NCRP
Faculty
Nancy Erbe, LL.M., J.D.
Associate Professor of Negotiation, Conflict Resolution and Peacebuilding
LIB D512 | 310.243.2805 | nerbe@csudh.edu
Office Hours: TW 4:30pm to 6:30pm
Nancy D. Erbe, J.D., L.L.M., is Associate Professor of Negotiation, Conflict Resolution and Peacebuilding at California State University Dominguez Hills where she has developed courses like Restorative Justice and Peacebuilding and the Ethics of Conflict Resolution. Most recently, she was a guest professor at Cornell School of Law. Prior to joining NCRP, she was a visiting faculty scholar at the Straus Institute for Dispute Resolution , Pepperdine University School of Law, where she taught Dispute Resolution and Education, and faculty at the 1) University of California Berkeley, where with support from the Hewlett foundation she developed and piloted curriculum in multicultural conflict resolution, was the first director of the Rotary Center for International Studies in Peace and Conflict Resolution, and faculty for the Beahrs Environmental Leadership Program, Center for Sustainable Resource Development, 2) the University of Denver (applied communications and graduate school of social work, where she taught Managing the Angry and Dangerous Client) and 3) University of Oslo International Summer School (to-date her students, clients and colleagues represent over seventy countries).
Professor Erbe started mediating child welfare cases with the Minneapolis American Indian Center as she was ending her litigation practice with Fredrickson and Byron--- where she represented the Minneapolis Public Schools in disciplinary, special education and school board matters, North Memorial Hospital with immigration concerns, Mayo Clinic and a range of small business, real estate and family law clients. Before starting a full time ADR practice in 1995, she was asked to lead a treatment team for violent female juvenile offenders and successfully integrated mediation to reduce violent behavior by more than fifty percent in less than six months. She was then asked to develop national no-violence curriculum for middle school funded by the Department of Justice. Her mediation and conflict resolution clients include the U.S. Office of the Interior, U.S. Office of Personnel, Colorado State Commission on Indian Affairs, Colorado State Department of Corrections, Bay Area Rapid Transit, City of Boulder Human Relations Commission, Wu Yee, and County of Los Angeles.
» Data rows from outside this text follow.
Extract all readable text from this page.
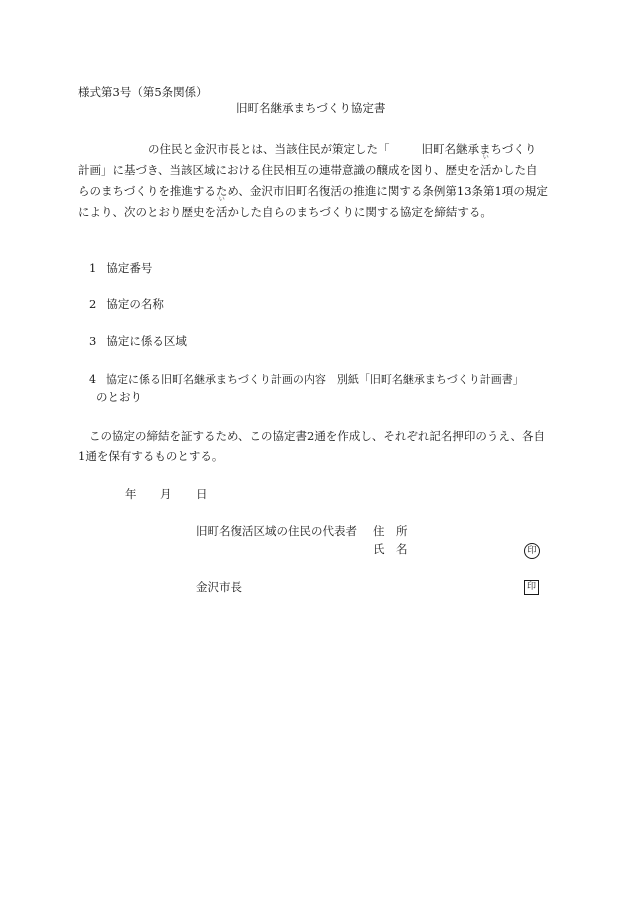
様式第3号（第5条関係）
旧町名継承まちづくり協定書
の住民と金沢市長とは、当該住民が策定した「	旧町名継承まちづくり
計画」に基づき、当該区域における住民相互の連帯意識の醸成を図り、歴史を活
い
かした自
らのまちづくりを推進するため、金沢市旧町名復活の推進に関する条例第13条第1項の規定
により、次のとおり歴史を活
い
かした自らのまちづくりに関する協定を締結する。
1 協定番号
2 協定の名称
3 協定に係る区域
4 協定に係る旧町名継承まちづくり計画の内容　別紙「旧町名継承まちづくり計画書」
のとおり
この協定の締結を証するため、この協定書2通を作成し、それぞれ記名押印のうえ、各自
1通を保有するものとする。
年 月 日
旧町名復活区域の住民の代表者 住　所
氏　名	印
金沢市長	印
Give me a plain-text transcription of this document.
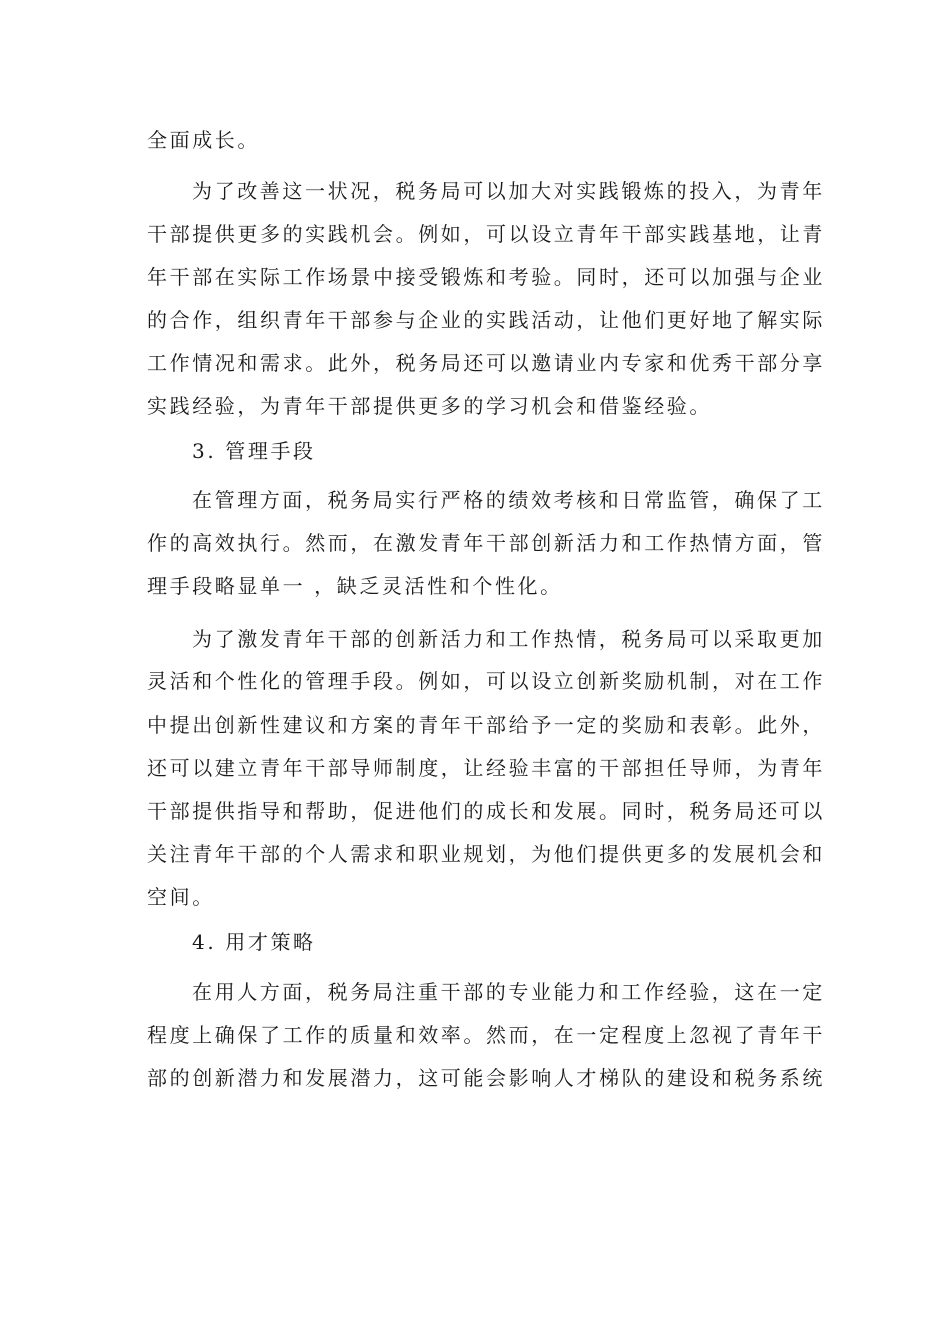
全面成长。
为了改善这一状况，税务局可以加大对实践锻炼的投入，为青年
干部提供更多的实践机会。例如，可以设立青年干部实践基地，让青
年干部在实际工作场景中接受锻炼和考验。同时，还可以加强与企业
的合作，组织青年干部参与企业的实践活动，让他们更好地了解实际
工作情况和需求。此外，税务局还可以邀请业内专家和优秀干部分享
实践经验，为青年干部提供更多的学习机会和借鉴经验。
3. 管理手段
在管理方面，税务局实行严格的绩效考核和日常监管，确保了工
作的高效执行。然而，在激发青年干部创新活力和工作热情方面，管
理手段略显单一 ，缺乏灵活性和个性化。
为了激发青年干部的创新活力和工作热情，税务局可以采取更加
灵活和个性化的管理手段。例如，可以设立创新奖励机制，对在工作
中提出创新性建议和方案的青年干部给予一定的奖励和表彰。此外，
还可以建立青年干部导师制度，让经验丰富的干部担任导师，为青年
干部提供指导和帮助，促进他们的成长和发展。同时，税务局还可以
关注青年干部的个人需求和职业规划，为他们提供更多的发展机会和
空间。
4. 用才策略
在用人方面，税务局注重干部的专业能力和工作经验，这在一定
程度上确保了工作的质量和效率。然而，在一定程度上忽视了青年干
部的创新潜力和发展潜力，这可能会影响人才梯队的建设和税务系统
She is the author of Holding These Truths: Empowerment and Recognition in Action (an interactive case study curriculum in multicultural conflict resolution). Berkeley Public Policy Press, Appreciating Mediation’s Global Role with Good Governance. Harvard Neg. L. Rev., The Global Popularity and Promise of Facilitative ADR, 18 Temp. Int’l. & Comp. L. J. and Prostitutes: Victims of Exploitation and Abuse, Vol. II, J. Of Law & Inequality. She is on editorial boards for California Caucus of College & University Ombuds: The Journal and the Int’l Journal of Teaching and Learning in Higher Education.
In 2005 she was added to the Fulbright roster of Senior Specialists in Peace and Conflict Resolution. Rotary International has designated Professor Erbe a Paul Harris Fellow in appreciation for furthering better understanding and friendly relations among peoples of the world. She has also been a Public Interest Fellow, received the Wennerstrom award for outstanding contribution as a director of a legal aid clinic, and been interviewed for Star Channel in India and the Chicago Tribune.
Professor Erbe received her B.A. in non-profit administration from Metropolitan State University, her J.D. (cum laude) from the University of Minnesota School of Law, and L.L.M. from the Straus Institute for Dispute Resolution, Pepperdine School of Law.